Brooklyn’s Killer Boulevard

“It’s deadly,” said Jessie Singer of Transportation Alternatives, an advocacy group that was already studying the fast-moving strip when 28-year-old Web designer Neil Chamberlain was hit last week.

City Awards Greenpoint Hospital Housing Contract to Upstate Company

After 3 years, HPD has finally picked a winner for the Greenpoint Hospital affordable housing redevelopment, and it goes to… no one from North Brooklyn. TNS Development – the winning bidder – has done a fair number of projects in NYC, including a 31-unit affordable housing project on Myrtle Avenue in Bed-Stuy and a bunch of other affordable housing projects in Harlem and the Bronx.

(And by “upstate”, the Brooklyn Paper means Westchester County. Mt. Vernon, actually – about as downstate as you can get without being in Yonkers. And their partner construction firm is based out of College Point.)

Greenpoint Hit-and-Run Victim Dies

Neil Chamberlain, 28, was hit by a car crossing McGuinness on Calyer as he was walking in the crosswalk. The driver didn’t stop.

Local activists say that the McGuinness corridor is one of the most dangerous in Brooklyn. “We’ve been close to begging people to do some sort of traffic calming,” said Ryan Kuonen, an organizer with Neighbors Allied for Good Growth, a North Brooklyn community organization. “It’s a racetrack.”

(BTW – NAG has taken matters into its own hands, working with Transportation Alternatives to document traffic conditions on McGuinness.)

Williamsburg Hostel Building Suffers from Violations

Brooklyn Ink has a post detailing the travails of one tenant forced out of 112 North 6th Street.

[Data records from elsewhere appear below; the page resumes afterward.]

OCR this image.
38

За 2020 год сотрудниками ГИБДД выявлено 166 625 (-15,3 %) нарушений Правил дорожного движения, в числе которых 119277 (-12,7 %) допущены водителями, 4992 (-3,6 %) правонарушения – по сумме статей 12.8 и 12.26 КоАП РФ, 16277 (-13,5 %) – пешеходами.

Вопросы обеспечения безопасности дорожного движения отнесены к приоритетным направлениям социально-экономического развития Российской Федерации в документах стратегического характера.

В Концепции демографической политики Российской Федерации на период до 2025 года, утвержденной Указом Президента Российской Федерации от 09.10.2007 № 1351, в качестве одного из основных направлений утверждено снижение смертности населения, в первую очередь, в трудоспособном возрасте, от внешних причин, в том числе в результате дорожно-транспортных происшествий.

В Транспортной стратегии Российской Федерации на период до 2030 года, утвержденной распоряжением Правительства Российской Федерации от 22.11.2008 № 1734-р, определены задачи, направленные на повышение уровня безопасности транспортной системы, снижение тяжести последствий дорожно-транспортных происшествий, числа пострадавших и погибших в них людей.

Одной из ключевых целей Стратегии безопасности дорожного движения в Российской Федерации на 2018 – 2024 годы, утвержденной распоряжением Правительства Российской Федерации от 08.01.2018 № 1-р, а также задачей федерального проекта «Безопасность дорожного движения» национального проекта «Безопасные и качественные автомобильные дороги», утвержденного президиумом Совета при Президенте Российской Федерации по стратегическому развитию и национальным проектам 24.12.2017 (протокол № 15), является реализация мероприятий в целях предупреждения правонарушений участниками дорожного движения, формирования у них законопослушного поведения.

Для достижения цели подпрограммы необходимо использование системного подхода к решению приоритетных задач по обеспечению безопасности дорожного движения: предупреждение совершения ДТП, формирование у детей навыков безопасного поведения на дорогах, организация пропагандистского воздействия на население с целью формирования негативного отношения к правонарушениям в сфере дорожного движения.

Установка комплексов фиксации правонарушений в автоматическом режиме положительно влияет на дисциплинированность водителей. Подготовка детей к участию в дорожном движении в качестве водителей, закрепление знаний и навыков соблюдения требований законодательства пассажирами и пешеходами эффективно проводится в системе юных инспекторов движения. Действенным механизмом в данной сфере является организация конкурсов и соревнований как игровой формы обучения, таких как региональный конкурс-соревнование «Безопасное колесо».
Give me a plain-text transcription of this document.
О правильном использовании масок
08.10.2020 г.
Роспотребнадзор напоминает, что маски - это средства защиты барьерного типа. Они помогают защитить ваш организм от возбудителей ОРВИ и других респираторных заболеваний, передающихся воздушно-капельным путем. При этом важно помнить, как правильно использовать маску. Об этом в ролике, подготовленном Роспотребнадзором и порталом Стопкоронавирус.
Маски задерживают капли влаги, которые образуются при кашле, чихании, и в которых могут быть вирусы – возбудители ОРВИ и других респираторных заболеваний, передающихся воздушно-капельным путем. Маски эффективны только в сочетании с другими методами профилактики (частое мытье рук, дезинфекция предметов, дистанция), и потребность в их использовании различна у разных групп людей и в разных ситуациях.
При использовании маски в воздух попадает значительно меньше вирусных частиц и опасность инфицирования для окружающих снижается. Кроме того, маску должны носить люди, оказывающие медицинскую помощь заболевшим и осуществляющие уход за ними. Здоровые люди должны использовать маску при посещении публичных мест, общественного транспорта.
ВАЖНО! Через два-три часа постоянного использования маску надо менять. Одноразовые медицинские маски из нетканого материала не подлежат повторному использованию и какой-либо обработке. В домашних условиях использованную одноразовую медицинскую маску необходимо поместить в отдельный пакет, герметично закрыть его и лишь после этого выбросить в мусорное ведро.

According to the article, the building has no sprinkler system (which I believe is required for a transient hotel use) and, with the exception of the ZIP112 hostel space, no second means of egress. But even with their second means of egress, ZIP112 is probably not legal:

“The building is commercially zoned,” [DOB spokesperson] Fitzgibbons said in a recent phone interview. “If the hostel is still in operation, then it’s illegal.”

OK, maybe not probably.

No Deal on Rose Plaza Yet

But the vote could come tomorrow.

As of last week’s Council hearing, the owner was offering 28% affordable housing (up from the 20% originally proposed and 25% proposed in his first counteroffer). I hear that the number has now gone up further.

Grandma Logan of Greenpoint

Via Brooklyn Public’s Brooklynology blog, the story of Grandma Logan, who moved to Greenpoint in 1859 at age 21. She died in Greenpoint in 1936, 100 years old, and in all her time in the neighborhood, she left the Garden Spot only three times.

In 1927, she recollected:

We had to go to India St. for a pail of water…there was a beautiful orchard between Norman and Nassau Sts. on Newell St., and many beautiful gardens.